Trump’s stated commitment to women’s health came, tellingly, just moments after he responded to another question about Republican threats to shutter the government: “Well, they don’t want Planned Parenthood funded, and I think a lot of people understand that, including me.” (Related: according to national polls, a majority of people do not understand that.)
But his non-response about cherishing women didn’t satisfy the questioner, who held the mic and offered a more direct follow up: “I want to get paid the same as a man, and I think you understand that,” she said. “So if you become president will a woman make the same as a man and will I get to choose what I do with my body?”
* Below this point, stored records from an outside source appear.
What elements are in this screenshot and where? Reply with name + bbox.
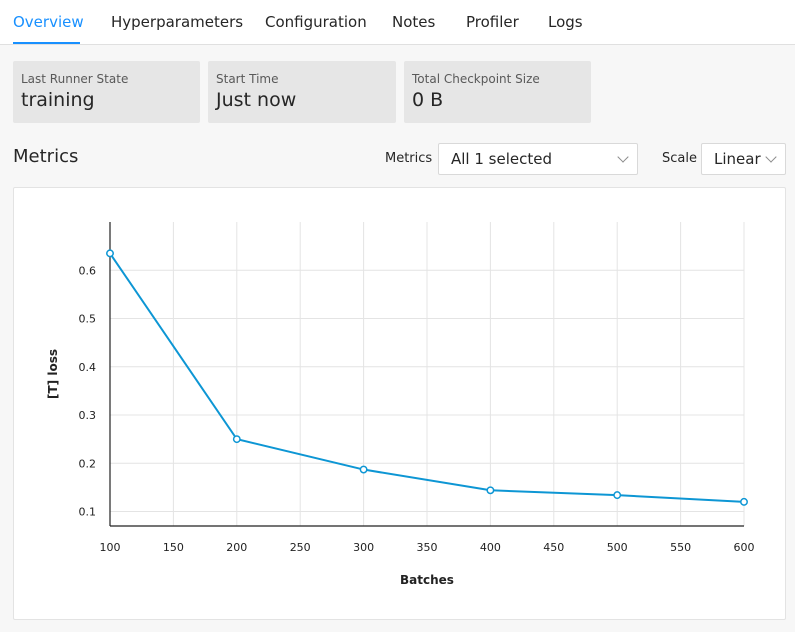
y-axis-label: [T] loss: [46, 349, 60, 399]
y-tick-label: 0.5: [79, 313, 97, 326]
data-point: [740, 497, 748, 506]
card-label: Total Checkpoint Size: [412, 72, 540, 86]
x-tick-label: 400: [480, 541, 501, 554]
y-tick-label: 0.2: [79, 457, 97, 470]
tab-overview[interactable]: Overview: [13, 13, 84, 31]
scale-select[interactable]: Linear: [701, 143, 786, 175]
loss-chart: 100 150 200 250 300 350 400 450 500 550 600 0.1 0.2 0…: [46, 222, 755, 587]
card-value: 0 B: [412, 89, 444, 111]
y-tick-label: 0.1: [79, 506, 97, 519]
tab-logs[interactable]: Logs: [548, 13, 583, 31]
x-tick-label: 100: [100, 541, 121, 554]
x-axis-label: Batches: [400, 573, 454, 587]
x-tick-label: 150: [163, 541, 184, 554]
tab-bar: Overview Hyperparameters Configuration N…: [0, 0, 795, 45]
x-tick-label: 600: [734, 541, 755, 554]
data-point: [486, 486, 495, 495]
y-tick-label: 0.6: [79, 264, 97, 277]
data-point: [613, 491, 622, 500]
data-point: [106, 249, 114, 258]
card-last-runner-state: Last Runner State training: [13, 61, 200, 123]
data-point: [232, 435, 241, 444]
metrics-section-title: Metrics: [13, 146, 79, 167]
x-tick-label: 200: [226, 541, 247, 554]
scale-select-label: Scale: [662, 151, 697, 166]
tab-hyperparameters[interactable]: Hyperparameters: [111, 13, 243, 31]
x-tick-label: 300: [353, 541, 374, 554]
card-label: Last Runner State: [21, 72, 129, 86]
active-tab-indicator: [13, 42, 80, 44]
y-tick-label: 0.4: [79, 361, 97, 374]
data-point: [359, 465, 368, 474]
card-start-time: Start Time Just now: [208, 61, 396, 123]
tab-configuration[interactable]: Configuration: [265, 13, 367, 31]
metrics-select[interactable]: All 1 selected: [438, 143, 638, 175]
metrics-select-label: Metrics: [385, 151, 433, 166]
scale-select-value: Linear: [714, 150, 761, 168]
chevron-down-icon: [617, 151, 629, 163]
card-label: Start Time: [216, 72, 279, 86]
x-tick-label: 350: [417, 541, 438, 554]
metrics-select-value: All 1 selected: [451, 150, 552, 168]
chevron-down-icon: [765, 151, 777, 163]
x-tick-label: 250: [290, 541, 311, 554]
chart-card: 100 150 200 250 300 350 400 450 500 550 600 0.1 0.2 0…: [13, 187, 786, 620]
card-value: training: [21, 89, 95, 111]
tab-notes[interactable]: Notes: [392, 13, 435, 31]
card-total-checkpoint-size: Total Checkpoint Size 0 B: [404, 61, 591, 123]
tab-profiler[interactable]: Profiler: [466, 13, 519, 31]
card-value: Just now: [216, 89, 297, 111]
x-tick-label: 550: [670, 541, 691, 554]
y-tick-label: 0.3: [79, 409, 97, 422]
x-tick-label: 450: [543, 541, 564, 554]
x-tick-label: 500: [607, 541, 628, 554]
“You’re gonna make the same if you do as good a job,” Trump shot back. “And I happen to be pro-life. OK? I’m pro-life.”
Trump has made statements in the past suggesting that he supports equal pay as a concept, but his most detailed comments to date don’t reveal a thing about the policies he does or doesn’t support when it comes to making that happen.
Back in August, Trump told Morning Joe co-host Mika Brzezinski that “women should have absolute access to capital,” but quickly added: “When it comes to categorizing people, men and women into a group, it gets to be very dangerous.”
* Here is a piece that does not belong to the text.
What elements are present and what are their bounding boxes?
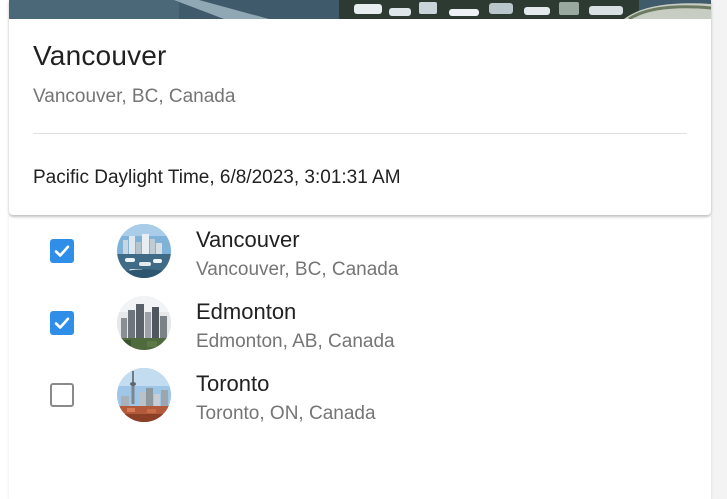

“When you have to categorize men and women into a particular group and a particular pay scale, it gets very—because people do different jobs,” he continued. “It’s very hard to say what is the same job. It’s a very, very tricky question. And I talked about competition with other places and other parts of the world, Mika. This is one of the things we have to look at very strongly.”
For Trump, it’s clear Monday was not the day to do that.
UPDATE: CAMPAIGN INTRIGUE ALERT
The woman who asked the question, an 18-year-old college student named Lauren Batchelder, is also an intern for Jeb Bush’s presidential campaign. The Bush campaign confirmed that Batchelder is an unpaid volunteer, but denied allegations that she was a “plant” at the event.
Bush, like Trump, opposes abortion rights, supports defunding Planned Parenthood, and recently had to walk back a comment he made in August about not being “sure” that the U.S. needed “half a billion dollars for women’s health issues.” When asked in 2014 about federal equal pay legislation, Bush responded by asking “What’s the Paycheck Fairness Act?” and has since said that he believes existing laws are sufficient to ensure equal pay.